PhonOcord Playhouse
Frame Ups

"Frame-ups," in the party sense, offer an endless variety of methods for putting one or more guests "on the spot" painlessly and with a maximum of enjoyment for all. (Note: It heightens the fun if all the guests, except those being "framed" are in on the joke and participate in it.)

Following are a few "frame-up" ideas guaranteed to ensnare even the most wary and to ensure hilarity:

If one of your guests has recently received a promotion or been elected to some official position in a service or social club, arrange a mock trial on charges that he or she has become difficult to get along with since the promotion. Host, hostess or one of the guests may act as prosecuting attorney; other guests will be called as witnesses. The more grotesque and palpably untrue the testimony of the witnesses, the more hilarious the recording. For example:

Mrs. Jones, the guest on trial a timid retiring soul, is accused of making wild threats against her subordinates. Or if Mr. Smith, a "life of the party" type is to be put "on the spot," the testimony against him should be to the effect that he has refused to speak to anyone since the momentous event and ludicrous instances of this refusal may be cited. The guest being "framed" is then allowed to question the witnesses in self-defense and to attempt a rebuttal.

An amusing variation of the "Frame Up" idea is a PhonOcord interview in which the victim chosen is allotted one stock answer to all questions put to him. For example, the answer might be Red Skelton's famous line: "I dood it." Following are a few suggestions for mirth provoking questions to be answered by "I dood it."

"How did you happen to have such a large family?"

"What did you say when your wife accused you of flirting with Miss or Mrs . . . (use name of another guest.")

"Do you believe in polygamy?"

"What do you say when someone comments on your wife's zany new hat?"

"Can you imagine yourself committing a murder?"

"Where were you when the family silver was stolen recently?"

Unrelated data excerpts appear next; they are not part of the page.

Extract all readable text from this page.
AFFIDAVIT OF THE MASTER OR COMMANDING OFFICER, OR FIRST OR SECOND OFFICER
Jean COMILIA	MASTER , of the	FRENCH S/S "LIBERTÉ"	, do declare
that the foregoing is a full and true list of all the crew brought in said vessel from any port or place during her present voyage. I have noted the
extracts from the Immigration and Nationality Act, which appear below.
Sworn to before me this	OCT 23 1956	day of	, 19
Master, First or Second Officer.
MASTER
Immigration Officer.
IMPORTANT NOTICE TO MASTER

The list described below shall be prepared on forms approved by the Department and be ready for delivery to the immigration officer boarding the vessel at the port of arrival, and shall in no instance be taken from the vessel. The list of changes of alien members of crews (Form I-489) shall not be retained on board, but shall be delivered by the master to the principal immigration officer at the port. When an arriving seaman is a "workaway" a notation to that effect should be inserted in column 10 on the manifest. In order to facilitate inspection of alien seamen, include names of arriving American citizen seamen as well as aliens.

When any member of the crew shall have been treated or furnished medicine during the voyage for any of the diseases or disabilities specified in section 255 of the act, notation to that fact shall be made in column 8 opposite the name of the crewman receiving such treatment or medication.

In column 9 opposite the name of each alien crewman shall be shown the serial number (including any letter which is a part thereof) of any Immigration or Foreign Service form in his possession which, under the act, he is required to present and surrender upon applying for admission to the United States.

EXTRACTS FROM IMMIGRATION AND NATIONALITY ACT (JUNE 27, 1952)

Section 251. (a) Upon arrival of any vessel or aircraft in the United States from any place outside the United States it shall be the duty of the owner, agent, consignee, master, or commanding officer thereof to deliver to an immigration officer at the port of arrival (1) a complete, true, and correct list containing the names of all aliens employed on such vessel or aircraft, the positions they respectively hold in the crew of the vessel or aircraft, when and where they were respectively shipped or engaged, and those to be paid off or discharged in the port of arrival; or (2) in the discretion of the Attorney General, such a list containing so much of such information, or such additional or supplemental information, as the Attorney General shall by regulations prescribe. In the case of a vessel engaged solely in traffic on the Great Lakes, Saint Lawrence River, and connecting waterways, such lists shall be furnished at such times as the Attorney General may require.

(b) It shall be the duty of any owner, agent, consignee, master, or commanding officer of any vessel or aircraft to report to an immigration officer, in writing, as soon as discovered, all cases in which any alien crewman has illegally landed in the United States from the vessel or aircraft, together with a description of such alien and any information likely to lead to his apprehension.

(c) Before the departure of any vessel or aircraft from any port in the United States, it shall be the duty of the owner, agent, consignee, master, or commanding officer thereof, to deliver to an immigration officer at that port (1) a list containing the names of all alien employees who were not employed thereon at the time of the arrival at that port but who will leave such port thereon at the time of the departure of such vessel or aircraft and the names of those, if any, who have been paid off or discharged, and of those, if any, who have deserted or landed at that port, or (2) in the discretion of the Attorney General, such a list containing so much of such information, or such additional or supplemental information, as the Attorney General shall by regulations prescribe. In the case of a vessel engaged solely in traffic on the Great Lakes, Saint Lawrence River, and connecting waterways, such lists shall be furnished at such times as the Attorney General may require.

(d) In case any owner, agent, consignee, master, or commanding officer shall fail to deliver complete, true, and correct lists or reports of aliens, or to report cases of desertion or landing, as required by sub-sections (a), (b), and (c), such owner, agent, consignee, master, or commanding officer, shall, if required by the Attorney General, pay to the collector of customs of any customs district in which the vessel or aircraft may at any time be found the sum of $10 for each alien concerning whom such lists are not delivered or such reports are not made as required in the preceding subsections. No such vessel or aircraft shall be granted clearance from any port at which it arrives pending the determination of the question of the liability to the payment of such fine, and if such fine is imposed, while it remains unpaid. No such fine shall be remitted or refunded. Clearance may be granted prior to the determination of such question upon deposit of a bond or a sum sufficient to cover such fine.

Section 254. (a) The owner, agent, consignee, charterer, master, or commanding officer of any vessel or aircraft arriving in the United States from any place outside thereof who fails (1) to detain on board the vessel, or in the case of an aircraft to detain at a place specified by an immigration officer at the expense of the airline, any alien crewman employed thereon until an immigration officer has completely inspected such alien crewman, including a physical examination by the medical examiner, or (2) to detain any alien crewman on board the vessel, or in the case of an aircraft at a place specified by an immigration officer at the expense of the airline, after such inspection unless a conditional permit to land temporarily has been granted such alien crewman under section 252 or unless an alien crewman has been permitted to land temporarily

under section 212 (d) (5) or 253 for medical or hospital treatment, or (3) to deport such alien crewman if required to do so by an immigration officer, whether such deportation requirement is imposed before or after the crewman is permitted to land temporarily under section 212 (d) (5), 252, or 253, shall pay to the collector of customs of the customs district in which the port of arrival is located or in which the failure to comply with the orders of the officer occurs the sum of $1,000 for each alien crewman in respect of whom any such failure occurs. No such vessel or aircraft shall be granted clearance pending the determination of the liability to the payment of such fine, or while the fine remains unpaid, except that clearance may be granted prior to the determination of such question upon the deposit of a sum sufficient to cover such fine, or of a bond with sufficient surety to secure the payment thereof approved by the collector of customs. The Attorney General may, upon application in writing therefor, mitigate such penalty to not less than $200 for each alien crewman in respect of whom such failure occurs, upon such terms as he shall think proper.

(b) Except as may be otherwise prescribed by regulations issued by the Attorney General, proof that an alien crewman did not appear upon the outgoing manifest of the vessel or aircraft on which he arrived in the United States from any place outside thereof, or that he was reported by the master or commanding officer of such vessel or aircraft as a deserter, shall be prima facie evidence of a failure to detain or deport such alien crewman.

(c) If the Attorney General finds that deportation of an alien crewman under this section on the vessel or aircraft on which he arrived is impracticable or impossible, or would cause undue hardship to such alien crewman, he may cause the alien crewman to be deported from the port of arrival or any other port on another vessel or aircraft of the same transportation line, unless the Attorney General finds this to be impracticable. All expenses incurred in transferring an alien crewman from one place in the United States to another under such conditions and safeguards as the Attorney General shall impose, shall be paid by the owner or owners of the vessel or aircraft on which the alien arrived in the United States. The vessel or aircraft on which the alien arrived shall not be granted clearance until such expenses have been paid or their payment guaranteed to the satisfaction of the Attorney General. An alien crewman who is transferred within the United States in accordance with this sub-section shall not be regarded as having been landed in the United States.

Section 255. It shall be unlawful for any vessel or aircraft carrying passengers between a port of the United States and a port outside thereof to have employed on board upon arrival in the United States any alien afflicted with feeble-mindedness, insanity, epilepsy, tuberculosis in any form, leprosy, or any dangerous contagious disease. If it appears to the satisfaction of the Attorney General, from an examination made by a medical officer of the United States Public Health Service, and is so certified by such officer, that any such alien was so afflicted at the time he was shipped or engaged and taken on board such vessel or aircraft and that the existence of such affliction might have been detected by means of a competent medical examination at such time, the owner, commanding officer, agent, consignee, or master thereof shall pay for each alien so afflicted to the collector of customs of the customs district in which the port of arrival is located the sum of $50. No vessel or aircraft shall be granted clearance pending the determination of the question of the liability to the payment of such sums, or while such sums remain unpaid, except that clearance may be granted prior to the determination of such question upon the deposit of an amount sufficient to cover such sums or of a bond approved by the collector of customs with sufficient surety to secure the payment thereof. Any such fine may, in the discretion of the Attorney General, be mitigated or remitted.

"Don't you think Mrs--- has a pretty child?"

Another fun-pocked PhonOcord "frame-up" is "Blind Questions"

Before the party assembles, record a question which will lend itself to a humorous answer such as "W hat do you particularly admire about Mr. or Mrs. . . . (use name of guest to be present at party). When the guests arrive, give them a completely different question (this time off mike) and record their various answers. Although they are unaware of it, they will be answering the previously recorded question. The second question might be: "What are the features you like best about your automobile?"' If the guest answers, for example: "Its low-slung chassis," the playback of the record will disclose that what Mr. X. . . particularly admires about Mrs. Jones is her low-slung chassis. The answers of the other guests are sure to be equally ridiculous and will make this game a high spot in the evening's entertainment.